Two Holocaust survivors have been reunited after finding each other on the same Zoom call during the pandemic.
"In 1946, we ended up in Austria. In Austria, there were camps there, displaced persons camps,” says Ruth Brandspiegel.
Brandspiegel recounts her journey from a town in Poland where her family escaped Adolf Hitler’s invasion in 1939 – to a labor camp in Siberia – to the displaced persons camp in Austria. It was there that she befriended Israel “Sasha” Eisenberg.
"Everybody got one room and we were living in barracks. So, my parents and I were in one room. The barracks had maybe six rooms. And the Eisenbergs had the room right across from us,” Brandspiegel says.
The Eisenberg family hailed from the same town as Brandspiegel in Poland. But with many relatives dead and all their property gone, they found themselves in Austria.
Eisenberg eventually made it to America and settled in Brooklyn. Brandspiegel also came to America and settled in Philadelphia – two long-lost friends unknowingly living less than 60 miles apart for decades.
The two eventually found each other when they attended the same Yom Kippur Zoom service from a synagogue in East Brunswick.
"So, I was listening to the rabbi and all of sudden, Sasha Eisenberg has the next Aliyah. I said to myself Sasha, I know there's a lot of Eisenbergs, but Sasha Eisenberg, how can that possibly be?” Brandspiegel says.

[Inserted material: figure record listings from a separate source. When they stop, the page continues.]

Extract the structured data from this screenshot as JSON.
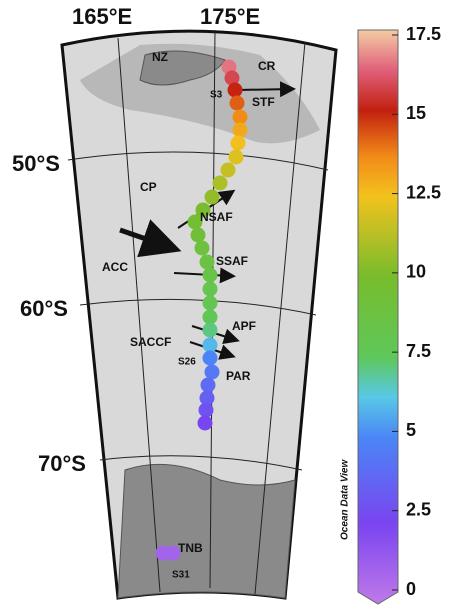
{
  "map": {
    "lon_labels": [
      "165°E",
      "175°E"
    ],
    "lat_labels": [
      "50°S",
      "60°S",
      "70°S"
    ],
    "labels": [
      "NZ",
      "CR",
      "S3",
      "STF",
      "CP",
      "NSAF",
      "ACC",
      "SSAF",
      "APF",
      "SACCF",
      "S26",
      "PAR",
      "TNB",
      "S31"
    ]
  },
  "colorbar": {
    "label": "Ocean Data View",
    "lim": [
      0,
      17.5
    ],
    "ticks": [
      0,
      2.5,
      5,
      7.5,
      10,
      12.5,
      15,
      17.5
    ]
  },
  "stations": {
    "values": [
      16.5,
      15.8,
      15,
      14.2,
      13.6,
      13,
      12.5,
      12,
      11.5,
      11,
      10.5,
      10,
      9.6,
      9.3,
      9,
      8.8,
      8.5,
      8.2,
      8,
      7.7,
      7.2,
      6,
      5,
      4.5,
      4,
      3.5,
      3,
      2.5,
      1,
      1
    ]
  }
}
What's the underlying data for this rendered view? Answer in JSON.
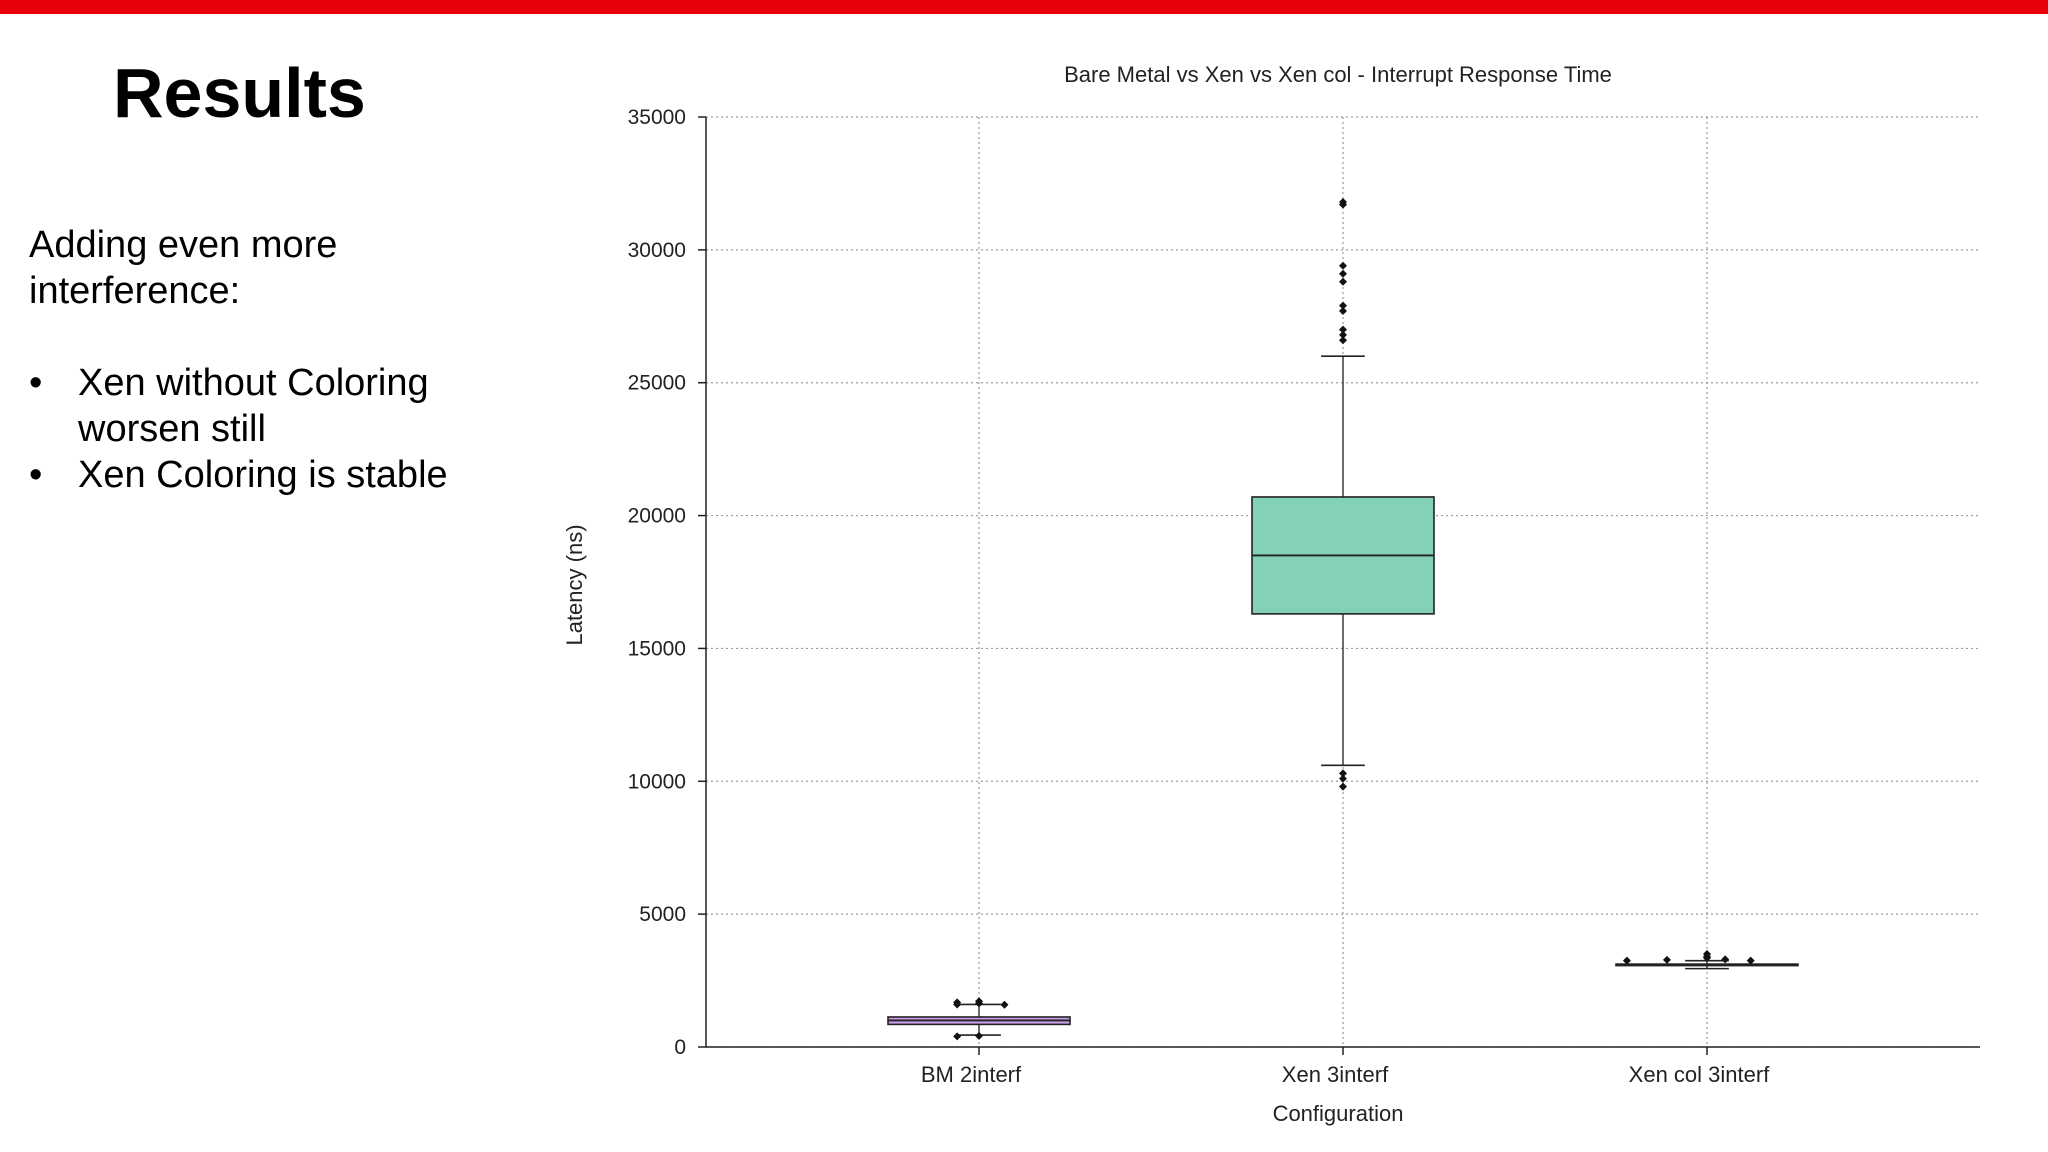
{
  "slide": {
    "title": "Results",
    "intro": "Adding even more interference:",
    "bullets": [
      {
        "marker": "•",
        "text": "Xen without Coloring worsen still"
      },
      {
        "marker": "•",
        "text": "Xen Coloring is stable"
      }
    ],
    "accent_color": "#e8000b"
  },
  "chart_data": {
    "type": "box",
    "title": "Bare Metal vs Xen vs Xen col - Interrupt Response Time",
    "xlabel": "Configuration",
    "ylabel": "Latency (ns)",
    "ylim": [
      0,
      35000
    ],
    "yticks": [
      0,
      5000,
      10000,
      15000,
      20000,
      25000,
      30000,
      35000
    ],
    "ytick_labels": [
      "0",
      "5000",
      "10000",
      "15000",
      "20000",
      "25000",
      "30000",
      "35000"
    ],
    "grid": true,
    "categories": [
      "BM 2interf",
      "Xen 3interf",
      "Xen col 3interf"
    ],
    "boxes": [
      {
        "name": "BM 2interf",
        "color": "#c79be6",
        "q1": 850,
        "median": 1000,
        "q3": 1130,
        "whisker_low": 450,
        "whisker_high": 1600,
        "outliers": [
          {
            "x_offset": -0.06,
            "y": 1680
          },
          {
            "x_offset": -0.06,
            "y": 1600
          },
          {
            "x_offset": 0.0,
            "y": 1720
          },
          {
            "x_offset": 0.0,
            "y": 1640
          },
          {
            "x_offset": 0.07,
            "y": 1590
          },
          {
            "x_offset": -0.06,
            "y": 400
          },
          {
            "x_offset": 0.0,
            "y": 420
          }
        ]
      },
      {
        "name": "Xen 3interf",
        "color": "#84d1b9",
        "q1": 16300,
        "median": 18500,
        "q3": 20700,
        "whisker_low": 10600,
        "whisker_high": 26000,
        "outliers": [
          {
            "x_offset": 0,
            "y": 31800
          },
          {
            "x_offset": 0,
            "y": 31700
          },
          {
            "x_offset": 0,
            "y": 29400
          },
          {
            "x_offset": 0,
            "y": 29100
          },
          {
            "x_offset": 0,
            "y": 28800
          },
          {
            "x_offset": 0,
            "y": 27900
          },
          {
            "x_offset": 0,
            "y": 27700
          },
          {
            "x_offset": 0,
            "y": 27000
          },
          {
            "x_offset": 0,
            "y": 26800
          },
          {
            "x_offset": 0,
            "y": 26600
          },
          {
            "x_offset": 0,
            "y": 10300
          },
          {
            "x_offset": 0,
            "y": 10100
          },
          {
            "x_offset": 0,
            "y": 9800
          }
        ]
      },
      {
        "name": "Xen col 3interf",
        "color": "#c79be6",
        "q1": 3080,
        "median": 3100,
        "q3": 3120,
        "whisker_low": 2950,
        "whisker_high": 3250,
        "outliers": [
          {
            "x_offset": -0.22,
            "y": 3250
          },
          {
            "x_offset": -0.11,
            "y": 3280
          },
          {
            "x_offset": 0.0,
            "y": 3500
          },
          {
            "x_offset": 0.0,
            "y": 3400
          },
          {
            "x_offset": 0.0,
            "y": 3350
          },
          {
            "x_offset": 0.05,
            "y": 3300
          },
          {
            "x_offset": 0.12,
            "y": 3250
          }
        ]
      }
    ]
  }
}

"...it's 70 years and I was a child and it was very fluid. So, I called it a miracle because I don't see any other way that humans can organize such an event,” says Eisenberg.
And after over 70 years, the distance was now reduced to only 6 feet. The friends were not able to hug because of the pandemic, but they sat and talked for hours in person at a small gathering in East Brunswick.